Before the start of the company's development of track vehicles, Joseph-Armand Bombardier experimented with propeller driven snow vehicles (similar to Russian aerosans). His work with snowplane designs can be traced to before 1920. He quickly abandoned his efforts to develop a snowplane and turned his inventive skills to tracked vehicles.

From the start the company made truck-sized half-track vehicles, with skis in the front and Caterpillar tracks in the rear, designed for the worst winter conditions of the flatland Canadian countryside. After producing half-tracks in World War II for the Canadian Army the company experimented with new forms of track systems and developed an all-tracked heavy duty vehicle designed for logging and mining operations in extreme wilderness conditions, such as heavy snow or semi-liquid muskeg. They produced it under the name Muskeg tractor.

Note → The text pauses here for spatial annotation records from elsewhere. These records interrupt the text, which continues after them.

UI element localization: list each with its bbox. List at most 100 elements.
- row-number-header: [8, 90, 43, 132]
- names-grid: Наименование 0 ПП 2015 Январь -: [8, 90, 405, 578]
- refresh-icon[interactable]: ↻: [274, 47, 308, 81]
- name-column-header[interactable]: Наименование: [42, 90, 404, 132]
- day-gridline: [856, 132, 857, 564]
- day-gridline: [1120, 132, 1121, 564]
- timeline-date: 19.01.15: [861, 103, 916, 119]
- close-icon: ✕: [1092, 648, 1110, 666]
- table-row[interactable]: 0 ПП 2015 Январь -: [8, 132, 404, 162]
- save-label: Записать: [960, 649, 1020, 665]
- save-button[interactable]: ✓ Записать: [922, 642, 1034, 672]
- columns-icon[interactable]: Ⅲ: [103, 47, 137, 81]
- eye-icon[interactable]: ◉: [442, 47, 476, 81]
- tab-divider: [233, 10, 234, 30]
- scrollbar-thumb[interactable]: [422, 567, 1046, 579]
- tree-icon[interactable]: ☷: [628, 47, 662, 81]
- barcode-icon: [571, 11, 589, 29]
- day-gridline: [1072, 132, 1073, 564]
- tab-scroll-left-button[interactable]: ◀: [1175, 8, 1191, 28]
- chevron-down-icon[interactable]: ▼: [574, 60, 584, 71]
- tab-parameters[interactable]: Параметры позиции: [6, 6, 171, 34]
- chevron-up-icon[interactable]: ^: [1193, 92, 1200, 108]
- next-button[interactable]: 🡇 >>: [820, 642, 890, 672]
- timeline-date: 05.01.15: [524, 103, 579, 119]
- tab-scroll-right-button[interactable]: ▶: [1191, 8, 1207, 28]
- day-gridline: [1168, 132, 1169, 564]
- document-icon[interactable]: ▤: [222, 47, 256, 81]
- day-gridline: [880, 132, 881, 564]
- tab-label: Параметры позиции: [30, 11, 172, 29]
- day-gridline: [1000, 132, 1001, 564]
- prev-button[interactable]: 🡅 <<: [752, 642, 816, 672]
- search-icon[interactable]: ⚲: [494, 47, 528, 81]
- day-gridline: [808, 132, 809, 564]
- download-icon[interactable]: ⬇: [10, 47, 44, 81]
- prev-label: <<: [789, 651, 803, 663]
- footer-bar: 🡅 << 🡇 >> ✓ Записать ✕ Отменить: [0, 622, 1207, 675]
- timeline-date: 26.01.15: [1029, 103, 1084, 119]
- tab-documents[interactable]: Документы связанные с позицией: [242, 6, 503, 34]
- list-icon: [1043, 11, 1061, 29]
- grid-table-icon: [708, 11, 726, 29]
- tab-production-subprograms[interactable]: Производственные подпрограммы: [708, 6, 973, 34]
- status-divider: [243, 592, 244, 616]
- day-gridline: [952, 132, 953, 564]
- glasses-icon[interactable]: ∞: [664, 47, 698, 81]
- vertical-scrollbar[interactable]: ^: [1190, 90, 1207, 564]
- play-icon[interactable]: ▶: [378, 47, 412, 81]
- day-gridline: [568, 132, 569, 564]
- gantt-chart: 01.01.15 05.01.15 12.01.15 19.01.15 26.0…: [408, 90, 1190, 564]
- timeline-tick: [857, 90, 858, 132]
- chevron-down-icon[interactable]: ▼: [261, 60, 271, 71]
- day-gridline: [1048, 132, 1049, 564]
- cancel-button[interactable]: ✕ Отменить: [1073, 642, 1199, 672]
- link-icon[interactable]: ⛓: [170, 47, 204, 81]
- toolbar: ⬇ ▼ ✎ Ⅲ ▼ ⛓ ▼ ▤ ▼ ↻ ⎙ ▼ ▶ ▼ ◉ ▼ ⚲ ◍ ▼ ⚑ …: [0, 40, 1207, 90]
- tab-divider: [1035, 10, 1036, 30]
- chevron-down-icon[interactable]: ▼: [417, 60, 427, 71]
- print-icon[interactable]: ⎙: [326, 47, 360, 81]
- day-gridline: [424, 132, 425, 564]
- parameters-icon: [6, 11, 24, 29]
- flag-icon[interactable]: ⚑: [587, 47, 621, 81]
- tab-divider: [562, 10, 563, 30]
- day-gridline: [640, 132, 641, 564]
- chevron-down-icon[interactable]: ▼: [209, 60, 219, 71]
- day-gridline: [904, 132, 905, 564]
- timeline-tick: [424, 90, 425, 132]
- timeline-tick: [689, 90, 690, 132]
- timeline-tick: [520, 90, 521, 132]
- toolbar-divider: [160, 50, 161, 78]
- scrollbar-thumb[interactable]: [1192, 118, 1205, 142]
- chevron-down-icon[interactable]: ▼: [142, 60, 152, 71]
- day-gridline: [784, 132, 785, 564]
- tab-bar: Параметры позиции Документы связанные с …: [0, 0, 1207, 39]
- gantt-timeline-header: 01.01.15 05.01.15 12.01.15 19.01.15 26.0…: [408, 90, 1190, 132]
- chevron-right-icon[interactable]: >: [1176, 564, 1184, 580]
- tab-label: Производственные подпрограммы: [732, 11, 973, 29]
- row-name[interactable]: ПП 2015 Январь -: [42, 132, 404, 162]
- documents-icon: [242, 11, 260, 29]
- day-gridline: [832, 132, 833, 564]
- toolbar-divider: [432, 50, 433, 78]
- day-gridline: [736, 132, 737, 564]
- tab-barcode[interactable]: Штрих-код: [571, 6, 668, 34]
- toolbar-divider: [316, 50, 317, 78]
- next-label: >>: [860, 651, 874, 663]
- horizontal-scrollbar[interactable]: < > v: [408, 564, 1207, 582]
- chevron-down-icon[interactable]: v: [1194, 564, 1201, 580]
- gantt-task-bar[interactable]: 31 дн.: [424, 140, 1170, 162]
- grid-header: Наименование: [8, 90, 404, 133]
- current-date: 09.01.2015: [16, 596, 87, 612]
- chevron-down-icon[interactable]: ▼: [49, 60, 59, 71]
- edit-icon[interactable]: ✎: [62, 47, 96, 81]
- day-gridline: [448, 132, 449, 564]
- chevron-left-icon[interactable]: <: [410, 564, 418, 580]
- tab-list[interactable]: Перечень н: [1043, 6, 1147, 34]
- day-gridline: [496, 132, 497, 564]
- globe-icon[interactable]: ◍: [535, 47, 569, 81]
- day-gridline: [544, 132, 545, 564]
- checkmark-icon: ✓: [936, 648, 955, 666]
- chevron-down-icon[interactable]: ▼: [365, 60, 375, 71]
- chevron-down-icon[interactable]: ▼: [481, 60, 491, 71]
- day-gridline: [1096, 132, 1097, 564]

Each track is composed of 2 or more rubber belts that are joined into a loop. The loops are held together with interior wheel guides and exterior cleats, commonly called grousers. The tracks are driven by a large drive sprocket that engages the grousers in sequence and causes the track to rotate. 2 belt tracks were common on early model Bombardiers as well as for muskeg machines. For deep snow use, wider tracks, employing additional belts, are used for added flotation over the snow.

The research for the track base made it possible to produce a relatively small continuous rubber track for the light one or two person snowmobile the founder of the company had dreamed about during his teen years. This led to the invention of snowmobiles as we know them.

The company created the snowmobile market, and held its own after international competitors entered the market in the late 1960s. From the 1940s through the early 1970s Bombardier built the most successful snowcat models ever produced by any snowcat manufacturer. The B12 seated 12 people, and the C18 seated 18. Both were similar in design with long tracks in the rear and skis used to steer the vehicle. The B12 and C18 were very fast for their day, with speeds over the snow exceeding 30 miles per hour. Most historic and most modern snowcats have a top speed of barely 20 mph. The Bombardier B12 and C18 were probably the precursors to the more modern Snow coach currently used by resorts for transporting tourists. In their day, the B12 and C18 vehicles were used as school buses, for mail delivery and as emergency vehicles in northern United States and Canada and were best suited to flat land conditions, frozen roadways or frozen lakes. While more than 3,000 of the Bombardier B12/C18 variants were produced, there was plenty of competition for Bombardier to contend with in both the North American and world markets. Most of the Bombardier production stayed in North American and it was the most popular series of snowcats ever produced, but it was clearly a niche product. The front ski design was incapable of being used in deep snow and rough ground conditions and this opened the door for the development of dual track and quad track snowcats. Unfortunately the front ski design was not easily adapted to change for other ground conditions, so while it was successful on flat lands, frozen lakes and snow covered roads, it could not compete on rough off road conditions. The combination of the lack of design flexibility, incompatibility with off road conditions, and the advent of modern snowplowing practices of public roadways beginning in the 1950s, and becoming common in remote areas by the 1960s probably led to the demise of the B12/C18 design.

Notable competitors included the Aktiv Snow Trac ST4 from Sweden, Thiokol, and Tucker Sno-Cat from the USA. The Snow Trac was produced, virtually unchanged until 1981 but it was very successful with over 2,000 units sold and it was used all over the globe for exploration and commercial purposes as well as the 1972 Winter Olympics in Sapporo, Japan. Tucker Sno-Cat grew to become one of the world's largest builders of these vehicles and currently produces a wide range of large commercial and exploration vehicles from its location in Medford, Oregon, USA. Thiokol produced many popular units, notably the Imp, Super Imp and Spryte models but changed ownership and name several times before going out of business in 2000 as the Logan Machine Company and manufacturer of the LMC brand.